Ils ont déclaré qu’à une fréquence annuelle de dépassement de 1×10-4 an-1, équivalente à une période de retour moyenne d’un séisme de 10 000 ans, les données de survie du PBR réduisent considérablement l’estimation moyenne du risque de mouvement du sol de 65 % et le 5e au 95e fractile. plage d’incertitude de 72 %.

« L’ampleur de l’incohérence entre les estimations du mouvement du sol et les données PBR est une preuve claire de la nécessité de réévaluer notre modèle de risque sismique pour la faille sud de San Andreas », ont déclaré les experts.

À l’heure actuelle, les modèles de risque sismique reposent principalement sur des extrapolations à partir d’une échelle de temps historique limitée et sur des enregistrements de mouvements du sol provenant de séismes passés.

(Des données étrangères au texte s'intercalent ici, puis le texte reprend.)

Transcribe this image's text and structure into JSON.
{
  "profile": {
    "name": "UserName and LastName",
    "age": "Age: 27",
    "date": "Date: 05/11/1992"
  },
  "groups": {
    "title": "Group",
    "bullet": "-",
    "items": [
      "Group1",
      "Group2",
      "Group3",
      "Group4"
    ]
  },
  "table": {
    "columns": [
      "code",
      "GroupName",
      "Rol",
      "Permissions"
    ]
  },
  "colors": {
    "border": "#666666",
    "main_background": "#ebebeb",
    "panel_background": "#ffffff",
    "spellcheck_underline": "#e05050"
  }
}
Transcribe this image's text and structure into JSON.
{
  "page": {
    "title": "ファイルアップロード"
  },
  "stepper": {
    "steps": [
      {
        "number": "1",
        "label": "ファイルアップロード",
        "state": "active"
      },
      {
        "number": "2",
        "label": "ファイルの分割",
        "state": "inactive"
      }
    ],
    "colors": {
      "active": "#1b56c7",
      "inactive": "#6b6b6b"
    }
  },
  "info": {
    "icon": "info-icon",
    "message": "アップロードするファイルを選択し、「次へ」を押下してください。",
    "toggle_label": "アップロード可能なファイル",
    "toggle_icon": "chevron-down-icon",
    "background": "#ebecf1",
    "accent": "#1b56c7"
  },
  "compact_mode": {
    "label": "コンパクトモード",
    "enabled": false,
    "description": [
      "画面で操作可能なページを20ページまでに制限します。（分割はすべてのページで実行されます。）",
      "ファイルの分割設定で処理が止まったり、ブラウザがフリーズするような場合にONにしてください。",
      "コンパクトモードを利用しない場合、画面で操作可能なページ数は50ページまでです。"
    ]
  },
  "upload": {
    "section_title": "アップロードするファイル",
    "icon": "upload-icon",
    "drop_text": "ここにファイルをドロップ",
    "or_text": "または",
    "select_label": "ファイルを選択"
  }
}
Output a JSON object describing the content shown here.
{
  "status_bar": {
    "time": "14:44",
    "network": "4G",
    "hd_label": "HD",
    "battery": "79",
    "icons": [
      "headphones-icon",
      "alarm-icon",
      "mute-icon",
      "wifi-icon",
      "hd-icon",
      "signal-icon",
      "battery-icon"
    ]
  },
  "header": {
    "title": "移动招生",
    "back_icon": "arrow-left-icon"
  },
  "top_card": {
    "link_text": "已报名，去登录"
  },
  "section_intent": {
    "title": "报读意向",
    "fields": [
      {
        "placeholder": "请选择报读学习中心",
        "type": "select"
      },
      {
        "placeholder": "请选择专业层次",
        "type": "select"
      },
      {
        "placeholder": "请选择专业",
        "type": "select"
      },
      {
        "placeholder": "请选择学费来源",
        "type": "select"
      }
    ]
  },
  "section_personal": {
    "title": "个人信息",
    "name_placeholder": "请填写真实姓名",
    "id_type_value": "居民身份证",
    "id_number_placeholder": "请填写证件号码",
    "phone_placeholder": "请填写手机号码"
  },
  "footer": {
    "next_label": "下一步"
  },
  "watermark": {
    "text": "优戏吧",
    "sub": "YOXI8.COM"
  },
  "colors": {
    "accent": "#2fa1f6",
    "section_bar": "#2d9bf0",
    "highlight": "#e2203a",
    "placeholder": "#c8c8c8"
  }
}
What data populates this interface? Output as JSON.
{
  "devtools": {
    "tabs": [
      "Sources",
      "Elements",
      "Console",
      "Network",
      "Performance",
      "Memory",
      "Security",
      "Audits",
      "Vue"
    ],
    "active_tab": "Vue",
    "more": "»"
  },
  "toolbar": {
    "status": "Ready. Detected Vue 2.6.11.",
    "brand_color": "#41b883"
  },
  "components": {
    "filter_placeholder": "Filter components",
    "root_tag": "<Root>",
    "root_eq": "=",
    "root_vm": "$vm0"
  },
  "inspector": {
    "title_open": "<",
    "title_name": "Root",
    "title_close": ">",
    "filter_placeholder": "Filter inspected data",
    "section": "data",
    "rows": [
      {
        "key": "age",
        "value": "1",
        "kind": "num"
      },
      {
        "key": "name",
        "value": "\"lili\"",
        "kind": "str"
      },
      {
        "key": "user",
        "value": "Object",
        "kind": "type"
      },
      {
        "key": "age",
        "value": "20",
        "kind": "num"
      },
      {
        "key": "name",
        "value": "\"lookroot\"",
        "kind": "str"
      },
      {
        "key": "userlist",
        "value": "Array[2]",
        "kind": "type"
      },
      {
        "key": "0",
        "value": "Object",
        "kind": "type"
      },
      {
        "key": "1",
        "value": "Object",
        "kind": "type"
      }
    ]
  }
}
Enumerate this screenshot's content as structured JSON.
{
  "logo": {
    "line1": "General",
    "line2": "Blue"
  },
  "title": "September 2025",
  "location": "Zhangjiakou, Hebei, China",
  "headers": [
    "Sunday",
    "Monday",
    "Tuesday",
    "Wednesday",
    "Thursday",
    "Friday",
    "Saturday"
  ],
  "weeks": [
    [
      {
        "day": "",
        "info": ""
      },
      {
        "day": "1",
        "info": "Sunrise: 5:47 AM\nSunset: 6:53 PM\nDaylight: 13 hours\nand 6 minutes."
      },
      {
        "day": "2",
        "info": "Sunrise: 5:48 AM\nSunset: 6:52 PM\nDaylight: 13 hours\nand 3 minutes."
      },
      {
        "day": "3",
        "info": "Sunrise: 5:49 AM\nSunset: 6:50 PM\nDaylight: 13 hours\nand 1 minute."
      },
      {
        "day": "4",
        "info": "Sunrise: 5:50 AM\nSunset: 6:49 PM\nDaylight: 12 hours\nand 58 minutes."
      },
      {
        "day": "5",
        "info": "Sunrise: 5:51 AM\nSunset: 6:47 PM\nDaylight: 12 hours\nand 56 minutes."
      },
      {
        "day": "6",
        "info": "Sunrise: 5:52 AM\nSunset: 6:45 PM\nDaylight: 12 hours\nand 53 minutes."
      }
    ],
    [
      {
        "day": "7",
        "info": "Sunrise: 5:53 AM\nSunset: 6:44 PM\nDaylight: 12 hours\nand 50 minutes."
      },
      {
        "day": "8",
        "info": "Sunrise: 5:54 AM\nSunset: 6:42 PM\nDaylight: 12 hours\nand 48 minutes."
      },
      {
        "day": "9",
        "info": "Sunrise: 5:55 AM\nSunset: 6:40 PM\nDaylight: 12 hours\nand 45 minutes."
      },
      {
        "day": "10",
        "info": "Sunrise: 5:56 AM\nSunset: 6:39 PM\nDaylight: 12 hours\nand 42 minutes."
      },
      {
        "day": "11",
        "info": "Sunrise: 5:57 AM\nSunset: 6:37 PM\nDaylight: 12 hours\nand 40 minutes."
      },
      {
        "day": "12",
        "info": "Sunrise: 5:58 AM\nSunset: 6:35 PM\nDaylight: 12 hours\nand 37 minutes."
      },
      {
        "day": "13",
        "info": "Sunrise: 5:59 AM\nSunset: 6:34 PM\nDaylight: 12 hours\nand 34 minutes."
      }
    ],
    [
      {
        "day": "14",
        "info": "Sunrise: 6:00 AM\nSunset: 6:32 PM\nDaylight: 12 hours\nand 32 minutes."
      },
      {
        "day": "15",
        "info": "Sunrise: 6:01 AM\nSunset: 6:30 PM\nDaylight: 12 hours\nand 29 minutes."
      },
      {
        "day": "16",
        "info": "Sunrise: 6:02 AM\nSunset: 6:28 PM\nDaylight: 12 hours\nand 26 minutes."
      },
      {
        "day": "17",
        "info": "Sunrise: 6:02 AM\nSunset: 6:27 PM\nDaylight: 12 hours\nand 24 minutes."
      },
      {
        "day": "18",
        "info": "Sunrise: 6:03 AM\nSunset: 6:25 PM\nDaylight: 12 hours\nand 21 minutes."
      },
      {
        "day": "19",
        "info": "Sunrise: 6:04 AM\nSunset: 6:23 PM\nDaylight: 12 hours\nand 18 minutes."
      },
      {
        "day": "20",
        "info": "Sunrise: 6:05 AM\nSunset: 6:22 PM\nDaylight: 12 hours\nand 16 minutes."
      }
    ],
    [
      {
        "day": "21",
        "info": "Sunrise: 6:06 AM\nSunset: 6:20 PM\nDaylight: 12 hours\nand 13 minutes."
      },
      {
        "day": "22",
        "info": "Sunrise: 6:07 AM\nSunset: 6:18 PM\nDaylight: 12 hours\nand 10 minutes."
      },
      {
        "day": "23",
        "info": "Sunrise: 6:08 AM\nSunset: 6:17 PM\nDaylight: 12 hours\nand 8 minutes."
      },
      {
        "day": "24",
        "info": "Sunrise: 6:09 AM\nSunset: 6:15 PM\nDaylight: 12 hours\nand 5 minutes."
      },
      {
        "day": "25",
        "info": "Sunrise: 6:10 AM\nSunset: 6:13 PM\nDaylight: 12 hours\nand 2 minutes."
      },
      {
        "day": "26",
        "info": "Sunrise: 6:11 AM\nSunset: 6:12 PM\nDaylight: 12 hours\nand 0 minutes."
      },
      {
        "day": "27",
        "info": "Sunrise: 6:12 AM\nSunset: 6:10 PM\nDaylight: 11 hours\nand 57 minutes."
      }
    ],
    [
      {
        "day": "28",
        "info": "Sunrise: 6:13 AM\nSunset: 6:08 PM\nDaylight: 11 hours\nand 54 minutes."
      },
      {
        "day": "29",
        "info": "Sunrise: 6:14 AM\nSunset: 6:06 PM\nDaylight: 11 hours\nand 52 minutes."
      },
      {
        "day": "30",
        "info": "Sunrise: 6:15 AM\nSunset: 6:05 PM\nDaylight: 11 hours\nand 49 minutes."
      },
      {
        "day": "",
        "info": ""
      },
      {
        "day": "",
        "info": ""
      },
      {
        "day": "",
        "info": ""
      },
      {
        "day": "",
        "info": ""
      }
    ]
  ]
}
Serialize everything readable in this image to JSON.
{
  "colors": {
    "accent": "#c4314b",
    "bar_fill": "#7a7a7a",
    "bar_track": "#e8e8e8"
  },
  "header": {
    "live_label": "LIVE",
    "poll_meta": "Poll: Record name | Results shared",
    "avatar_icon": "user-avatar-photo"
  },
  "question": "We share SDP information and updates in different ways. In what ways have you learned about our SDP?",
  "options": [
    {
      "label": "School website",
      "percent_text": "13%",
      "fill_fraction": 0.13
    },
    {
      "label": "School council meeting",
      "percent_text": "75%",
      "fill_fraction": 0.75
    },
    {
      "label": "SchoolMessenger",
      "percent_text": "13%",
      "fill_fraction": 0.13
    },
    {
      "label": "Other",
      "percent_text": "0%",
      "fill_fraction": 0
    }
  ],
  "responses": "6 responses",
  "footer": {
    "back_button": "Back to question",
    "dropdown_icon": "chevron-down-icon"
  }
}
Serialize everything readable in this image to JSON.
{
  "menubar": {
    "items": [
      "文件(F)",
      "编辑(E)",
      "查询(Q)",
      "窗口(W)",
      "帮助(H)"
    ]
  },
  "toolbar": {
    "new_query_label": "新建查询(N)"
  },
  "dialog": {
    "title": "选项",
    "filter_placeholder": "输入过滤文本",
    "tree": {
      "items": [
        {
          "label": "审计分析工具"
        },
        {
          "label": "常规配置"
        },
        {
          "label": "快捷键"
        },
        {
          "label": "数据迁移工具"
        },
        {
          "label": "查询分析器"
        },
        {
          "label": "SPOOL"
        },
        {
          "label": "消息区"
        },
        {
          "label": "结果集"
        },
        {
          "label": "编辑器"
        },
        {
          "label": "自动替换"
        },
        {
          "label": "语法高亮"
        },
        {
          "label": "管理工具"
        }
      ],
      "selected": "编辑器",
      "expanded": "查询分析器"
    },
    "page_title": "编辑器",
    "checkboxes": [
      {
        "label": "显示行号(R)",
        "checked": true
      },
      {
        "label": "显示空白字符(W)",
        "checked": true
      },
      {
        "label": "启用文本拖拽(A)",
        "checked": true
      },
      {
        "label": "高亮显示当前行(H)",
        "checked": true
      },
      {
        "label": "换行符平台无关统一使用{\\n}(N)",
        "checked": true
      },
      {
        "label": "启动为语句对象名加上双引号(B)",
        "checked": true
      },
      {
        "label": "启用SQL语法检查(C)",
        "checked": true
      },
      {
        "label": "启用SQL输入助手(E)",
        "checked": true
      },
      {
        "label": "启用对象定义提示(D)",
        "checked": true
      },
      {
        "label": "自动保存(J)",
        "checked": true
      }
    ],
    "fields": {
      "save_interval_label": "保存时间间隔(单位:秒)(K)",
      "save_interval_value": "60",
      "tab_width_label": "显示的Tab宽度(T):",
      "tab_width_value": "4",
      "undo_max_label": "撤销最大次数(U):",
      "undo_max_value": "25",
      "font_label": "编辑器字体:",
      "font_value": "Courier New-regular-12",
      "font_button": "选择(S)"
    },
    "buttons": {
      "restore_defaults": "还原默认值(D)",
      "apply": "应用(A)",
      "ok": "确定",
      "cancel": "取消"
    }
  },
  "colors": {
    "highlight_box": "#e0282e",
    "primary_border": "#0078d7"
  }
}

Mais heureusement, un autre groupe de sentinelles a été témoin et capturé des données de ces tremblements depuis bien plus longtemps que les humains, qui sont les roches.

Lire aussi : Que se passera-t-il en cas de rupture de la faille de San Andreas ?

Faille de San Andreas

Les autorités ont déclaré que la zone de faille de San Andreas, longue de 1 200 kilomètres, fait partie de la frontière entre les plaques Pacifique et nord-américaine et est donc connue sous le nom de faille transformante.

Il relie généralement la montée du Pacifique Est dans le golfe de Californie à la jonction de la zone de fracture de Mendocino et de la zone de subduction Cascade au nord.

La plaque Pacifique s’est déplacée d’environ 300 kilomètres vers le nord par rapport à la plaque nord-américaine depuis le début de la faille, il y a environ 30 millions d’années.

Se déplaçant de 5 à 7 centimètres par an, la zone de faille de San Andreas est l’une des zones de failles les plus actives au monde.